Left Hand Brewery Attempts To Trademark 'Nitro' For Its Beer Line
from the gassy-brew-ha-ha dept
Here we go again. Beer-makers and trademark seem to be becoming something of an item these days. Previously, we’ve noted trademarks and battles over last names, common sports phrases, and (sigh) whether a six looks too much like a nine. Seriously. These applications and battles tend to revolve around some common term or name being used in association with a beer brand. Where trademark was chiefly developed as a resource for consumers to keep from being duped, it has evolved into a language-grab for companies looking to knee-cap the competition.
Such is the latest case, in which Left Hand Brewing out of Colorado wants to trademark the term “nitro” for their beer brands. Unfortunately, this presents a problem.
Colorado’s Left Hand Brewing is attempting to trademark the term “nitro”—as in, nitrogen. The Longmont company is thus far the only US brewer to bottle with nitrogen as opposed to carbon dioxide, something it says it achieved at a steep cost: years of effort, and hundreds of thousands of dollars. “We have a bottle that is pretty unique,” president Eric Wallace tells the Denver Post. But here’s what’s not unique: Plenty of breweries pour nitro beer on draft, and others have announced or implied plans for nitro beer in bottles or cans. If the trademark is granted, Left Hand could send cease-and-desist letters to those breweries, a lawyer explains.
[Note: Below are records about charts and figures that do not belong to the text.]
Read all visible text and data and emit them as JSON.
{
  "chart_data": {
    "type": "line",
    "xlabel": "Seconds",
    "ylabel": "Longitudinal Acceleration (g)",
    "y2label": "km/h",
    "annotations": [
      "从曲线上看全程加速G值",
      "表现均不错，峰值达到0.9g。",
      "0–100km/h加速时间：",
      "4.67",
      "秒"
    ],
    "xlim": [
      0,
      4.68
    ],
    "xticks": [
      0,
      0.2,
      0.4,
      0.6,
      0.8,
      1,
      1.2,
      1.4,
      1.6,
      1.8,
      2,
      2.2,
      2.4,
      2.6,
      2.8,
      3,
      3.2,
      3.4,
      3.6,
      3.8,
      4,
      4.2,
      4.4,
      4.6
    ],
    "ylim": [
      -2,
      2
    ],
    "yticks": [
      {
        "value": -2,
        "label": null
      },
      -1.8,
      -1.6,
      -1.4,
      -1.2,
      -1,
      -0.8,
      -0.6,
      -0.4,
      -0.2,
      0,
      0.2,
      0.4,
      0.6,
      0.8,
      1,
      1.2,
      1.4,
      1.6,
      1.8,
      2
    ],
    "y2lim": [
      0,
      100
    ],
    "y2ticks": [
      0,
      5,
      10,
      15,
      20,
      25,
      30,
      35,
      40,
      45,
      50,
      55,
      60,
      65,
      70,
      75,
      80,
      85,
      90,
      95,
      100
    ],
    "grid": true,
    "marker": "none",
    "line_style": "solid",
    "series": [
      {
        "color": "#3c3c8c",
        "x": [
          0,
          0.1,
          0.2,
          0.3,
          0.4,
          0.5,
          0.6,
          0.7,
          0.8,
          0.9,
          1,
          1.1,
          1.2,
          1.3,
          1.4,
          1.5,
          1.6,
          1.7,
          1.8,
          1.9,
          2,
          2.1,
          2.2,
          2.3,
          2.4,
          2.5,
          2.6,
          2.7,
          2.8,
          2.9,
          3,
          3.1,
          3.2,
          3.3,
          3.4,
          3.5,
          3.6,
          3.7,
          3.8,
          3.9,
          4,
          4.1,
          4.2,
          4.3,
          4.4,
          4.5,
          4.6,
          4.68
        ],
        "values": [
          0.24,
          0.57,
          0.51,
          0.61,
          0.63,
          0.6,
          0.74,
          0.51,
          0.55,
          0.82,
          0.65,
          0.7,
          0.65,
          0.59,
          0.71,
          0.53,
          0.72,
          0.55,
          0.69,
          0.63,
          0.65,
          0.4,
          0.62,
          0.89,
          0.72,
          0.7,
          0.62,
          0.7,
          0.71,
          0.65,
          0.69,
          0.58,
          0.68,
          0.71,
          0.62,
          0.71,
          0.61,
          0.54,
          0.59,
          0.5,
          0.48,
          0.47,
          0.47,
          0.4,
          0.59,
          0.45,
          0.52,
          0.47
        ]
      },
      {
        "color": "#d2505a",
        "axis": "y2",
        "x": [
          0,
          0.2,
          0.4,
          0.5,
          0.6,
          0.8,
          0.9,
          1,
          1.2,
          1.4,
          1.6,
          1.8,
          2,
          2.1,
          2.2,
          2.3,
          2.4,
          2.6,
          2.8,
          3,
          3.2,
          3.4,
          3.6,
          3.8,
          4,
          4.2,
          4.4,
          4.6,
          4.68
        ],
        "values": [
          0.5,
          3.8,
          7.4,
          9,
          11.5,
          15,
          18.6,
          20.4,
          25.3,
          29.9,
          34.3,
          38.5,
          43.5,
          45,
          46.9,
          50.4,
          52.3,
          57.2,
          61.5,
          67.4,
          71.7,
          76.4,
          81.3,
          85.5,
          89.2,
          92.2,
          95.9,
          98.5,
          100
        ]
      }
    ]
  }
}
I’m not sure how accurate that last bit is. Instead, C&D letters would go out to other breweries using the label of nitro to denote a nitrogen infused beer, not breweries that simply partake in the process. Still, we see the problem of this evolution in trademark usage. What is likely to become an industry standard process, and one that is already done in other parts of the industry, is going to be locked up in terms of branding. Denoting a nitrogen-infused bottle isn’t terribly different from denoting a beer as ‘lite/light’, yet other breweries would be deprived the ability to do inform their customers of what they’re drinking if this mark goes through. That wasn’t the purpose of the law at the outset.
Other publications, and companies, appear to agree.
The Week sees nitro as a “descriptor”—”imagine if, say, Budweiser tried to trademark ‘refreshing,'” it quips. But Wallace says the trademark seeks to protect the name of its “Nitro Series” of beers, “not the style—not nitrogenated beers.” But a rep for Anheuser-Busch—which has until June to decide if it will oppose the application—notes, “As a brewer, we have produced our own nitrogenated beers and, like many other brewers, large and small, we need to maintain the ability to identify them to consumers.”
We’ll have to see if the trademark is granted, but it sure shouldn’t be if the intent of trademark law is followed.